Tarde con tarde penetraba más en la espesa ramificación.
A un ritmo suave, pero constante, Carmen se mimetizaba más y más con el verde.
Una tarde descubrió sobre su piel una capa de terciopelo verde, que ignoró pensando que con un baño se quitaría. Pero la realidad fue que no se quitó con el primer baño, ni con el segundo, ni con el tercero. El hermoso terciopelo con cada baño se ponía más reluciente. Carmen aceptó su nuevo recubrimiento que combinaba muy bien con el balcón. Con el paso del tiempo acompañó su nueva capa con un par de hojas que salían de sus lóbulos como pendientes. Poco a poco, toda ella combinaba cada vez más con el verde a su alrededor.

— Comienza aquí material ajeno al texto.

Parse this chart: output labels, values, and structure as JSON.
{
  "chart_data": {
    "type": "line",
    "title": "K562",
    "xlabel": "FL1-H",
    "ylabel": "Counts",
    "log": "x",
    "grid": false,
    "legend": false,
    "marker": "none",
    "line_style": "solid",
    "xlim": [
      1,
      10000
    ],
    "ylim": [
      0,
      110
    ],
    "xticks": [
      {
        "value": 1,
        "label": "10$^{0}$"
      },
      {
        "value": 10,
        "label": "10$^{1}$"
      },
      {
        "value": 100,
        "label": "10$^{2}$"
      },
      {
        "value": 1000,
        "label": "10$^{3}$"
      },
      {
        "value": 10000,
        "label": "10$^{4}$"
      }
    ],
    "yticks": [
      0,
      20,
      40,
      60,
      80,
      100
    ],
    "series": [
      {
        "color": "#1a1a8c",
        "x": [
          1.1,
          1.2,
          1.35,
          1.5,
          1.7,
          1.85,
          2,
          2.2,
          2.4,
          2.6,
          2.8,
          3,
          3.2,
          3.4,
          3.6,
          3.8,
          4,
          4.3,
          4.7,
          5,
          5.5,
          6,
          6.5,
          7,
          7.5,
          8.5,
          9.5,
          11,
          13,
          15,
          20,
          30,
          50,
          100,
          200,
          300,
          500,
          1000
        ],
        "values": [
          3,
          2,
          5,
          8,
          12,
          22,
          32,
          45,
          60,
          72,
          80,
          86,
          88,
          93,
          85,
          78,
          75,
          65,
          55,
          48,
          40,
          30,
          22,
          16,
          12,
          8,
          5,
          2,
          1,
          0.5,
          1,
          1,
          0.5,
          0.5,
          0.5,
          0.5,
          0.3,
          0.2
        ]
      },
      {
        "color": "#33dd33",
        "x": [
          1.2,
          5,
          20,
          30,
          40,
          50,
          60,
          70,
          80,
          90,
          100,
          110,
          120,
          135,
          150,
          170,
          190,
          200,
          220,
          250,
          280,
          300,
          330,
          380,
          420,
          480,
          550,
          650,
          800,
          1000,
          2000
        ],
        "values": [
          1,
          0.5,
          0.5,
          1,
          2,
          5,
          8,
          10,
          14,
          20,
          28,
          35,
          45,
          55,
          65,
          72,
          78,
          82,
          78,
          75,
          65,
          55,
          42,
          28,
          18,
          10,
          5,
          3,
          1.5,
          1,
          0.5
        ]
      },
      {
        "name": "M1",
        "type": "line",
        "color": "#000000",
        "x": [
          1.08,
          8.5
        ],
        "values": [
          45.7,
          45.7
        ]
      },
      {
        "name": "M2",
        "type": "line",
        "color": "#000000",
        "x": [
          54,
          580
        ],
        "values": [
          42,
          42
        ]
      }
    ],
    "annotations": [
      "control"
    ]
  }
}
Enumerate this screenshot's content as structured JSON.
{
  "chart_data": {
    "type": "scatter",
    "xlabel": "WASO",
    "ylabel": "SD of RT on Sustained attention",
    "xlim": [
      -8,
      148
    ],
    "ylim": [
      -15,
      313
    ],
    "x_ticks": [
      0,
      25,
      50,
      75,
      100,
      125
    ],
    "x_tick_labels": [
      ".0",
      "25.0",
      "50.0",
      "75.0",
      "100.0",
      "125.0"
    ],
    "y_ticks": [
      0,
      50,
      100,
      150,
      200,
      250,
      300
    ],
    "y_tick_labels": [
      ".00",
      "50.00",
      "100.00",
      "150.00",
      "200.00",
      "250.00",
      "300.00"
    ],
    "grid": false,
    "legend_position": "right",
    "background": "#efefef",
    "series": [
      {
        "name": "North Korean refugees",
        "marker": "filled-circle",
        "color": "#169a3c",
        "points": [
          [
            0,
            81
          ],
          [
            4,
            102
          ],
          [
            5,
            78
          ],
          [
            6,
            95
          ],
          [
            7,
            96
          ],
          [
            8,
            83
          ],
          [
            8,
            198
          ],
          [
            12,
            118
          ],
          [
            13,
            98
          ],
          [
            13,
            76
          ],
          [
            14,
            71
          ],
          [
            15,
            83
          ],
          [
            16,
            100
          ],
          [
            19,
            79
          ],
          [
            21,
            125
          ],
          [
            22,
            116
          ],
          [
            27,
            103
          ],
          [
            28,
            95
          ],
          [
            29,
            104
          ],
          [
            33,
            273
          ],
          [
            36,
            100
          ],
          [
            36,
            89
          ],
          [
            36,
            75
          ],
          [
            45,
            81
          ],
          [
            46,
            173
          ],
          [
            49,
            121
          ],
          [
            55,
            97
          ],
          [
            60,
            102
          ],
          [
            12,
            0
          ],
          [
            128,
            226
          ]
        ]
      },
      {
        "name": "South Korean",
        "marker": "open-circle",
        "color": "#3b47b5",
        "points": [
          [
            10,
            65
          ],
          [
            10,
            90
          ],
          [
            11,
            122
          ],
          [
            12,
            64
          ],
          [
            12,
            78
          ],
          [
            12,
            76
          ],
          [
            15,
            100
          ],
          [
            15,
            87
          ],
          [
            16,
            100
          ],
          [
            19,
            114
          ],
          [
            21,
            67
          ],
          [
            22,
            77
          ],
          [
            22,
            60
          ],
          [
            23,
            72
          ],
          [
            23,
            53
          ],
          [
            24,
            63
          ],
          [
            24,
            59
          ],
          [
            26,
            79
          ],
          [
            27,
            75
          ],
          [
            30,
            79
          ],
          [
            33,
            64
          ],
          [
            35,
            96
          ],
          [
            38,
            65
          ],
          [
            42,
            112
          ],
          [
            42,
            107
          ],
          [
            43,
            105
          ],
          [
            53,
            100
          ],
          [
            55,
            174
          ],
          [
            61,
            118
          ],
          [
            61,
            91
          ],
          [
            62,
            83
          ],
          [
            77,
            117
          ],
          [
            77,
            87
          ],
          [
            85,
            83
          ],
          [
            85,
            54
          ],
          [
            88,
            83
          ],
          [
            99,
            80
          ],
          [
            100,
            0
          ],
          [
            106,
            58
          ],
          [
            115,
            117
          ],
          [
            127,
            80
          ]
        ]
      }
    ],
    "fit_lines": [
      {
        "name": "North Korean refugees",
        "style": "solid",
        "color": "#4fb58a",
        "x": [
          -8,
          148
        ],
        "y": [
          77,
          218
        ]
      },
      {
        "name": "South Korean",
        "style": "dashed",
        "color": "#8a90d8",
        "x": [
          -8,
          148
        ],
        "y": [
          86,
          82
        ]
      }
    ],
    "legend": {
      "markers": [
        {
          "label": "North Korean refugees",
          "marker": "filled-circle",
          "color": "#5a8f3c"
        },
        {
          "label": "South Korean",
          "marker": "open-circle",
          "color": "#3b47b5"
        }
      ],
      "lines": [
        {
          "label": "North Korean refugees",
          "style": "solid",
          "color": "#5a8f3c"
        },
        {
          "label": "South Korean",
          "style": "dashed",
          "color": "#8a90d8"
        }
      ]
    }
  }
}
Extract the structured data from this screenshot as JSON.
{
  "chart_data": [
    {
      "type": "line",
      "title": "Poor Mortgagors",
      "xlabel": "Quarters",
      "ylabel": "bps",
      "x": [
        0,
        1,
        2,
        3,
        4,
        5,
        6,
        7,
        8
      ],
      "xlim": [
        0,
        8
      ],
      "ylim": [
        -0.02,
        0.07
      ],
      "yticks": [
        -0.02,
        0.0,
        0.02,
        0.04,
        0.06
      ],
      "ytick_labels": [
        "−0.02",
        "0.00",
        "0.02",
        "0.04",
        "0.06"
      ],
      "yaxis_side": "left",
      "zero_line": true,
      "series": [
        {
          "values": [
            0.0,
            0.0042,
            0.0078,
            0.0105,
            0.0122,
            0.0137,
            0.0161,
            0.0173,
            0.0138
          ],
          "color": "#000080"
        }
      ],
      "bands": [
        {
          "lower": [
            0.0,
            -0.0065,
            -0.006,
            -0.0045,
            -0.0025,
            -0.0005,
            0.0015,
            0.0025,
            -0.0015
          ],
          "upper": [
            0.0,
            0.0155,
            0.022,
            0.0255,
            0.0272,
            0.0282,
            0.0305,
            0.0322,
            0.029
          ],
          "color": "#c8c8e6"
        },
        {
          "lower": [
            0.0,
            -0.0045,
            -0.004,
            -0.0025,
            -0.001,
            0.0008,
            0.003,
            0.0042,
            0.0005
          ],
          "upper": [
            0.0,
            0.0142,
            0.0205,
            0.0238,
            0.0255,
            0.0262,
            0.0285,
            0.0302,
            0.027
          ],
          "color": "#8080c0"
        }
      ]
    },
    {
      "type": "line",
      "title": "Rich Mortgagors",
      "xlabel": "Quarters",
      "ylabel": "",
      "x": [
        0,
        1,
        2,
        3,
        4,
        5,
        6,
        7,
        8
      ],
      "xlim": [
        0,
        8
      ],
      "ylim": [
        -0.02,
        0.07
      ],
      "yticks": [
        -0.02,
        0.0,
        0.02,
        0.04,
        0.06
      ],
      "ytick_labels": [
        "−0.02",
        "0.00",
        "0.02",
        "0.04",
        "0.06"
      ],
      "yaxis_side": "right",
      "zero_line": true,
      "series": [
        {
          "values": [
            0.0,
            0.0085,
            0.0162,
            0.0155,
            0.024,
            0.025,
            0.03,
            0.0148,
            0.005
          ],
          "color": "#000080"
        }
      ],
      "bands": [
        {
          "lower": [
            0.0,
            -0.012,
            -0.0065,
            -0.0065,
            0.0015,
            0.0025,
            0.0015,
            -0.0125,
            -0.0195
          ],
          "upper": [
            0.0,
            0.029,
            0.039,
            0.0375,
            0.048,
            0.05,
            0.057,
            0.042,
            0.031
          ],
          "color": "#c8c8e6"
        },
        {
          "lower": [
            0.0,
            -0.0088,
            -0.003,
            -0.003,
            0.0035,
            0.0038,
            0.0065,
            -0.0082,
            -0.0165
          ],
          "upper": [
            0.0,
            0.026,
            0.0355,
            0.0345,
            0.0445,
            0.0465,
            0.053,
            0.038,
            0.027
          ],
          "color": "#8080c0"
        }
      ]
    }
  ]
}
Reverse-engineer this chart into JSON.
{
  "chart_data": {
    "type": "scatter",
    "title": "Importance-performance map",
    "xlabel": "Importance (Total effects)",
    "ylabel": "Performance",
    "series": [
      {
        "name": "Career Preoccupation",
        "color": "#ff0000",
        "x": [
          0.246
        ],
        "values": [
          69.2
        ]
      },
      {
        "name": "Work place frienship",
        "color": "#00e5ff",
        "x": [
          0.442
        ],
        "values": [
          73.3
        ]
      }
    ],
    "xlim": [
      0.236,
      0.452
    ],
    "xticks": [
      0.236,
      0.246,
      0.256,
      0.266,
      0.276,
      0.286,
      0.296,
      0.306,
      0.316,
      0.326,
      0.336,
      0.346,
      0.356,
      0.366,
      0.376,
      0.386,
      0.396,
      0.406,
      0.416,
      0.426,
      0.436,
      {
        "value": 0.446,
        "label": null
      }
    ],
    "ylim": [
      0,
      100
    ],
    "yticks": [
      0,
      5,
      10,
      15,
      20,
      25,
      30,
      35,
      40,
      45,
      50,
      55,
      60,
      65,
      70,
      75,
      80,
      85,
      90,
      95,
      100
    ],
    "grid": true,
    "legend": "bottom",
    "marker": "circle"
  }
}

Sus pies, que llevaban unos hermosos zapatos rojos, pasaron a ser de un material poroso parecido a la terracota. Su cuerpo se iba poniendo rígido, arraigado a sus pies ya convertidos en tiesto.
El pelo se extendió y ramificó de forma copiosa, dando a Carmen un semblante salvaje que más tarde fue decorado con flores blancas.
—¡Soy una con el verde! —dijo con alivio.
Carmen había decidido ser parte del hermoso balcón que tanto atendía su madre.
Permaneció inmóvil para unirse con aquello que tanto amaba ella. Decidió quedarse quieta y esperar a ser regada.
Carmen sabía perfectamente qué tenía que hacer para no pasar desapercibida: pondría toda su energía en sobresalir de entre todas las plantas.
Entendía muy bien que el balcón era parte de ella, que era un corazón expuesto y lleno de vida, en donde su madre y ella se encontrarían.
Logró desaparecer, para así, ser notada.